Calci, pugni e mani alla gola. La vittima è una 29enne barese. L’aggressore suo padre, noto pescatore 67enne di Barivecchia. In più occasioni la ragazza ha deciso di non denunciare il padre per paura che le sue ire potessero diventare più violente. L’ultimo pestaggio, del 12 novembre scorso, è stato violentissimo. La volta precedente il pretesto aveva riguardato la scomparsa di un caricabatteria del cellulare. Il padre accusava la figlia di averglielo rubato.

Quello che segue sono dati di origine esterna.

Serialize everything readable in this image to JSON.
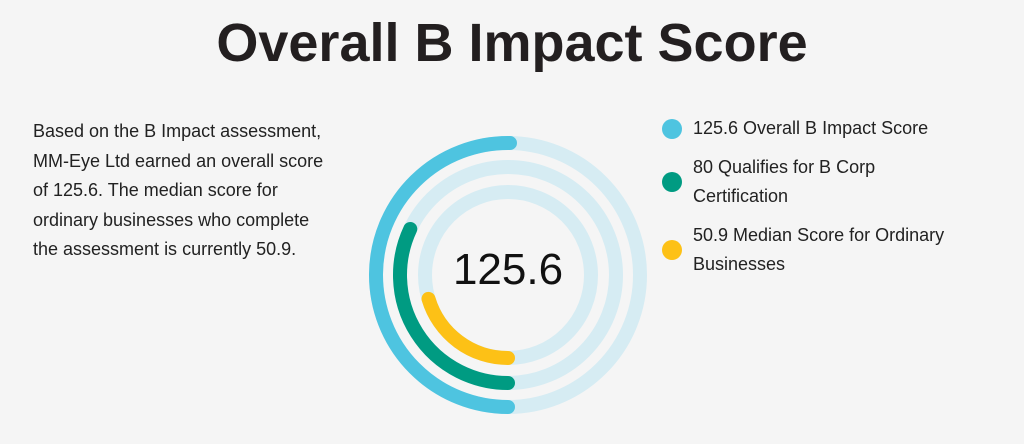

Stando alla denuncia della 29enne, quel giorno è tornata a casa intorno alle 19 e ha trovato i suoi vestiti ancora bagnati in una tinozza. Dopo aver chiesto spiegazioni al padre e alla compagna sua convivente, una prostituta con problemi di alcol, l’uomo si è alzato dalla sedia, l’ha presa per il collo e ha iniziato ad offenderla, accusandola di essere una “lesbica nulla facente”. La ragazza, che ha problemi di epilessia, ha cercato vanamente di liberarsi dalla presa dell’uomo. Il padre, continuando ad offenderla, le avrebbe tirato un pugno in piena faccia, e poi calci sul corpo prima di sbatterle la testa più volte contro la parete attrezzata del soggiorno. Nel frattempo la donna in loro compagnia ha assistito alla scena senza mai intervenire.

Finita la violenza, il padre l’ha minacciata dicendole che in un’altra occasione come quella l’avrebbe uccisa con una mazza o con un coltello. Le parole dell’uomo hanno spinto la donna a sporgere denuncia e a recarsi al pronto soccorso, accompagnata dal fratello e da una sua amica. Dagli accertamenti è emerso che la giovane in seguito all’ennesima aggressione ha subito un trauma cranico, contusioni a spalla e mano sinistra oltre a un ematoma al naso, guaribili in 15 giorni.

La storia di Marilena (nome di fantasia), è nota a tutti, soprattutto nella zona della chiesa di San Giuseppe. L’uomo è sempre stato violento, prima con la madre, poi con la sorella di Marilena, che adesso ha deciso di lasciare l’abitazione. Marilena ha chiesto aiuto a chiunque, ma finora le istituzioni non le hanno dato ascolto. “Temo per la mia vita, quell’uomo è imprevedibile va curato. In quella casa non ci posso stare più e non so dove andare. Cerco una sistemazione e un lavoro che sia compatibile con i miei problemi di salute. Vi prego aiutatemi”.